The Plano Statement of 2025 uses similar language in saying:
“Gafcon is a confessional fellowship of Anglicans held together by the theology, liturgy and vision of the Reformation Formularies.” (See more on Gafcon 25 and the Plano Statement in our March 2025 News section).
This word, though not explicitly referenced, carries connotations of the Lutheran “Confessing Church” associated with Dietrich Bonhoeffer in 1930’s Germany. As a new film about his life has just been released, it’s worth thinking again about that time and what we can learn from it today.
The word “confessing” carries two main meanings. The first is about theological interpretation. Is the Bible, and theological writing that comes after it, an essentially human enterprise, just recording different opinions about God and how to live, and commenting on them, as an academic exercise, and perhaps as a way of following one of a number of “spiritual path” options? Or is the Bible actually God’s truth revealed graciously to humanity, culminating in calling humanity to repentance and faith in Christ and following him as Lord? As Anglicans we know, sadly, that many in the established churches take the first of these viewpoints, while the “confessing” Christian is one who takes the second option – believing and acting on the gospel!
Eric Metaxas’ biography of Bonhoeffer (Nelson, 2010) puts it like this:
“Theological liberals…felt it was ‘unscientific’ to speculate on who God was; the theologian must simply study… the texts and the history of those texts. But the Barthians [followers of neo-orthodox theologian Karl Barth] said no: the God on the other side of the fence had revealed himself through those texts, and the only reason for these texts was to know him.” [Metaxas, Bonhoeffer, p61].
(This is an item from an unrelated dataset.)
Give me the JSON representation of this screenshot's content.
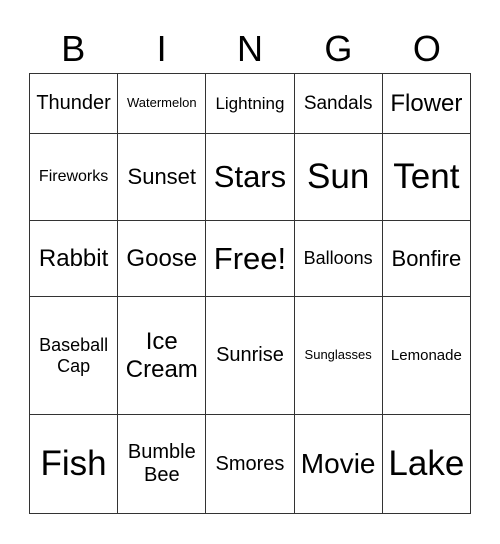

There continues to be a battle for orthodox, “confessing” Anglicans today in this area of theology. Many theological colleges and Diocesan lay training courses follow a non-confessional approach, often interpreting the Bible in service of a human agenda rather than listening to its teaching and applying it in faith and obedience. But it would be a mistake to limit the implications of being a confessing Anglican to theological debate. For Bonhoeffer and his friends, confessing Christ involved a battle of worldviews and politics in the world outside the church bubble, to the extent that Bonhoeffer would lose his life.